Her detailed, realistic novellas are shaped and filtered through the eye of a perspicacious reporter who doesn't have to resort to the sentimentality and histrionics that sometimes debase journalism. Her fiction is based on her reportage and travels, but her style is fluid, literary, and subtle. She is able to capture vividly the psychological strengths and strategies by which people survived the Depression and wars: they focus on one detail at a time.
I don't read novellas the way I read novels. When I don't have the luxury of settling down with a novel-length story, I have to take breaks to get perspective. I am reading this more slowly than I would read a novel.
The Trouble I've Seen, the first collection in this volume, consists of four novellas about the Depression published in 1936, based on Gellhorn's reporting for the White House as an investigator for the Federal Emergency Relief Administration.
The first novella, Mrs. Maddison Makes Both Ends Meet, is the best in The Trouble I've Seen. The heroine, Mrs. Maddison, a dauntless woman in her sixties who lives in a shack by the Mississippi, prefers to work, but she is on Relief. She scrapes, begs, and forages for whatever she can get, because her feckless daughter, Tennessee, whose husband is unemployed, and sickly granddaughter, Tiny, need food. Her son, Alec, and his slatternly wife are also doing poorly. Mrs. Cahill, the social worker, scolds her for not buying new shoes for herself. But this is the Depression, and Mrs. Maddison does what she believes is best.
When Mrs. Maddison goes to the Relief Office to see what the giveaways are–it turns out to be women's nightgowns–she is dressed like any matron going out to play bridge.
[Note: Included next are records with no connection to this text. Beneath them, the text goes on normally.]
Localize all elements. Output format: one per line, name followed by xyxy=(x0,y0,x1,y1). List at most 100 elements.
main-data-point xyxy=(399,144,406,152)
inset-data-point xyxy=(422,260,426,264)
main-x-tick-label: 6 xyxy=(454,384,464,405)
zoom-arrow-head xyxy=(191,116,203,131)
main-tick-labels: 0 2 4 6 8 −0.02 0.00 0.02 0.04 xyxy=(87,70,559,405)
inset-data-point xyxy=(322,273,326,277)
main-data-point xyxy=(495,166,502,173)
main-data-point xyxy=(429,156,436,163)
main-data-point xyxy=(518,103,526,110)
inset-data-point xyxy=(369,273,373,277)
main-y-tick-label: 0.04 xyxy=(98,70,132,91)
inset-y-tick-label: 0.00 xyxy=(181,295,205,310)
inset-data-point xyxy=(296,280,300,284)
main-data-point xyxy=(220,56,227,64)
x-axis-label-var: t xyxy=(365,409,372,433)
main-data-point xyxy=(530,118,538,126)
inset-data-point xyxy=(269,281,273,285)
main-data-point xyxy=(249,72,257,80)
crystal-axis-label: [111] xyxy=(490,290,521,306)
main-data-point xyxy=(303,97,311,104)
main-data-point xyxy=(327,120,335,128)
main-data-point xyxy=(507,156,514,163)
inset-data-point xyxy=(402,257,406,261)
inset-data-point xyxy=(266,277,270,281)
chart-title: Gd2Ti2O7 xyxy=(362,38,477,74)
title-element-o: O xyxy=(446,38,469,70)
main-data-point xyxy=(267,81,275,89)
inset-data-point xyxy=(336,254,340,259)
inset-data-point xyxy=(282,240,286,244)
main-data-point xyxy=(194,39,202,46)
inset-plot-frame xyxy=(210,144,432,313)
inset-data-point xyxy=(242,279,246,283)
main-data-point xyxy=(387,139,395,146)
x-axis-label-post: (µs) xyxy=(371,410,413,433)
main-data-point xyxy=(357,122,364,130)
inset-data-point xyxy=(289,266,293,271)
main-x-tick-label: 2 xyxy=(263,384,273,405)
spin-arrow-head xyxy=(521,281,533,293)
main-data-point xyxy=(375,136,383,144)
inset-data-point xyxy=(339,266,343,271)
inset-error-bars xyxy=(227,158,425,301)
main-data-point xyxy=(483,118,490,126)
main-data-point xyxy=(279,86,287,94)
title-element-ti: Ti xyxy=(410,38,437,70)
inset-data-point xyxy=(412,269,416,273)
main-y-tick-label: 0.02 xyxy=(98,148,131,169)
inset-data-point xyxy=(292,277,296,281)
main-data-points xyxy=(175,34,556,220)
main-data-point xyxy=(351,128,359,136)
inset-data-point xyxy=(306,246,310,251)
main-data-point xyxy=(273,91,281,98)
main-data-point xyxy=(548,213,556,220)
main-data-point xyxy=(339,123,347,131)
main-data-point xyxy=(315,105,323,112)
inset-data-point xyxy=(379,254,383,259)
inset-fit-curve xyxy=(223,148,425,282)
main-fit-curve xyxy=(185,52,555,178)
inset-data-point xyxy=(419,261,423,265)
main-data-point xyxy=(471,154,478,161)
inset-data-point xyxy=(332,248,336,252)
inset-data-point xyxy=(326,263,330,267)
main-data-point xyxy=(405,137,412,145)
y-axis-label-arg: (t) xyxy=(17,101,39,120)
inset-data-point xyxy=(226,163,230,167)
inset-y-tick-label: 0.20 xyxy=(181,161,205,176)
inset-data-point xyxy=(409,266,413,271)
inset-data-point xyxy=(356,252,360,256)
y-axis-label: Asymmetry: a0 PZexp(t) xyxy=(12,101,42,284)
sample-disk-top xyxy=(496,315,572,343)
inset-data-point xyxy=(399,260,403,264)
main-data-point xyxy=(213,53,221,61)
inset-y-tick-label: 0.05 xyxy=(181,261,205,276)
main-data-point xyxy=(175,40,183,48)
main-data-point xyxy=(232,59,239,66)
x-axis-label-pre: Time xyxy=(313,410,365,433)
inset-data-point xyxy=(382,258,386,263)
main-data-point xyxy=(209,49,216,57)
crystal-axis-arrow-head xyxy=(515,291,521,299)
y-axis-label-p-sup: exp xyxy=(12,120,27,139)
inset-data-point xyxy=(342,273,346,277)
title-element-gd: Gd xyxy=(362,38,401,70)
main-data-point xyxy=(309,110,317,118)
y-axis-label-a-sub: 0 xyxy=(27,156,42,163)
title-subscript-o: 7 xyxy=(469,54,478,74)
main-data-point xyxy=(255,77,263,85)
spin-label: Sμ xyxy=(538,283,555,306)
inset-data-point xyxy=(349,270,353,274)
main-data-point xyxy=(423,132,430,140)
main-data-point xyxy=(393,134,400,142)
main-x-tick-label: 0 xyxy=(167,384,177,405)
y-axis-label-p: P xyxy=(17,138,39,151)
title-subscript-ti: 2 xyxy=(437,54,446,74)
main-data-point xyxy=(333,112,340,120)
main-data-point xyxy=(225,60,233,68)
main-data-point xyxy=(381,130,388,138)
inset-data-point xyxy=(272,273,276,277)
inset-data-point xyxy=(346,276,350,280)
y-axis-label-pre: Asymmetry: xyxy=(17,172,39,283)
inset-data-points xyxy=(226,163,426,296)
…Everything was very clean, very stiff, her shoes had been whitened and she had borrowed paint from one of the fishermen to rim the soles and worn heels. She got her hat on finally, deciding that straight across her forehead it looked most dignified. Peering and rising on one foot, she put her rouge on somehow; two carnation-red circles over the soft wrinkly skin. She almost never made this effort; she almost never looked so trim and certain, so easy with herself and the world. She was going up-town to beg."
Although Mrs. Maddison does what she can, and arranges a good if hard life on a government farm for her indolent son, his wife, and herself neither of the young people has her persistence. It will he her children who bring her down, if she goes down.
In Joe and Pete, a union is destroyed during the Depression by a factory owner who hires scabs during a strike. Joe, the union organizer, is loved and respected, but the men gradually come to hate him because they can't find work. Pete, a slow, believes absolutely in him, but at 37 finds he is already considered obsolete in a competitive workplace. He can't find work.
The other two are good, too, but sorry, I'm not really reviewing this so I'll leave them for you to read.
I'm looking forward to reading her journalism.